Ocean Acidity Dissolving Shells Off Of Snails
A NOAA-led research team discovered that increased ocean acidity is dissolving the shells of tiny marine snails off the West Coast, according to a new paper published in Proceedings of the Royal Society B.
Researchers estimate that the percentage of these affected pteropods has doubled in the continental shelf waters since the pre-industrial era, and is expected to triple by 2050.
Acidification in the world's oceans will rise by as much as 170 percent by the end of the century, a team from the International Geosphere-Biosphere Program predicted in recent research.
Ocean acidification is when ocean waters become corrosive by absorbing one third of the atmosphere's man-made carbon dioxide. During the upwelling season, winds bring water rich in carbon dioxide up from depths of about 400-600 feet to the surface and on to the continental shelf.
Needless to say, scientists were surprised by the findings.
"We did not expect to see pteropods being affected to this extent in our coastal region for several decades," William Peterson, an oceanographer at NOAA's Northwest Fisheries Science Center and co-author expressed in a news release.
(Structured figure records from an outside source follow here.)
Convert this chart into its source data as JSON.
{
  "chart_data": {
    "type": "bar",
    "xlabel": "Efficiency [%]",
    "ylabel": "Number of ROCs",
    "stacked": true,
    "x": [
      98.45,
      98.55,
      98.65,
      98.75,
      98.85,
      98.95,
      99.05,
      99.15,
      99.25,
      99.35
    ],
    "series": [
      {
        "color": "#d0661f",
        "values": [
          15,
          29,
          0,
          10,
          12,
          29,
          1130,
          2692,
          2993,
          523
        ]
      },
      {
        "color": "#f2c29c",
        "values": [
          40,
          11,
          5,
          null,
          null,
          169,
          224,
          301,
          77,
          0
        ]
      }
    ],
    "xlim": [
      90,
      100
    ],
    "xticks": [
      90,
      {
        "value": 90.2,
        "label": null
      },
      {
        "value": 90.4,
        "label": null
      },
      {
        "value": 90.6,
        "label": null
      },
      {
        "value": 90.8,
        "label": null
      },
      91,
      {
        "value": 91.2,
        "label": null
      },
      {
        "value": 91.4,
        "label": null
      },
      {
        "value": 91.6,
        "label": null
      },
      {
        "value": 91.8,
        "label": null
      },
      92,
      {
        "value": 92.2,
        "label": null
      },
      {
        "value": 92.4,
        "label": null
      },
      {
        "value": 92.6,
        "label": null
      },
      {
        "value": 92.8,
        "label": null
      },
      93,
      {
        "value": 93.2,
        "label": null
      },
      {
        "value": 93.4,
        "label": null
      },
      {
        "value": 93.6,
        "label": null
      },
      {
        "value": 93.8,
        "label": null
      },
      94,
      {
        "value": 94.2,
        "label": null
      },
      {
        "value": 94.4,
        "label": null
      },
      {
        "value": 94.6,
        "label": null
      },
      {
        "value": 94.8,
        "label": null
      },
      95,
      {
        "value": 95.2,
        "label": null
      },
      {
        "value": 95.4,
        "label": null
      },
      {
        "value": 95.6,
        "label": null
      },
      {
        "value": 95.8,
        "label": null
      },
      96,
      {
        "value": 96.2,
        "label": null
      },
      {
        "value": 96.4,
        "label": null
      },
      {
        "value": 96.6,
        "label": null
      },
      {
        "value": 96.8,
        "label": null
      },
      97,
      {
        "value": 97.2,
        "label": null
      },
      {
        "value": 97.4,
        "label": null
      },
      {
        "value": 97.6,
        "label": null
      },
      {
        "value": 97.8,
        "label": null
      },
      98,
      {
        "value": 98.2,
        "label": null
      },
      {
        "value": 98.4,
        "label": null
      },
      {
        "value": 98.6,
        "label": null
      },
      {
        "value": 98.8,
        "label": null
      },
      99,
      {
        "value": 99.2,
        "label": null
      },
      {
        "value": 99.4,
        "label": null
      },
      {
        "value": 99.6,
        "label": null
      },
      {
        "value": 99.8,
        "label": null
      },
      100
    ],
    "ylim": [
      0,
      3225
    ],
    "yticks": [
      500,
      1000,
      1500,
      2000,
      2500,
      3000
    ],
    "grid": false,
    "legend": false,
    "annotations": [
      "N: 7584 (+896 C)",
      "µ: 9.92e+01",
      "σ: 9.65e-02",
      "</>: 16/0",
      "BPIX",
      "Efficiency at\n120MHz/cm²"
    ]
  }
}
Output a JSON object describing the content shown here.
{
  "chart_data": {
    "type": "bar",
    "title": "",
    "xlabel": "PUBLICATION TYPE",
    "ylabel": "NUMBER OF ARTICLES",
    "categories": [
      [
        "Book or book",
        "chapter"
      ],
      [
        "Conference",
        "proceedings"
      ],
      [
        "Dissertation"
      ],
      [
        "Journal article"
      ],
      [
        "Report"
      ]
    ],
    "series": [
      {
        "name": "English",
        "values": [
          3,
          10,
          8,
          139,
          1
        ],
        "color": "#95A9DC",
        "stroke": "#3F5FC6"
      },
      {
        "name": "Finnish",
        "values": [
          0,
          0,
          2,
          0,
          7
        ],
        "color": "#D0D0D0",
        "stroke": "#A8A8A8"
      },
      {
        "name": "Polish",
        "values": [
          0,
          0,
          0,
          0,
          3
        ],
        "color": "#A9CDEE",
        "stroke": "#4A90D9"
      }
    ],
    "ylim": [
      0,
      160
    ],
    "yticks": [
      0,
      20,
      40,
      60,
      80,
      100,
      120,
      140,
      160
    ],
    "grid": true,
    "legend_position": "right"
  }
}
This change in ocean chemistry is affecting marine life, particularly organisms with calcium carbonate skeletons or shells, such as corals, oysters, mussels, and small creatures like pteropods that are at the bottom of the food chain.
The free-swimming snail, which provides food for pink salmon, mackerel and herring, can be found in oceans around the world. Not only is the tiny critter threatened, but indirectly these results suggest more serious consequences as well.
"Acidification of our oceans may impact marine ecosystems in a way that threatens the sustainability of the marine resources we depend on," said Libby Jewett, Director of the NOAA Ocean Acidification Program.
"Research on the progression and impacts of ocean acidification is vital to understanding the consequences of our burning of fossil fuels," Jewett said.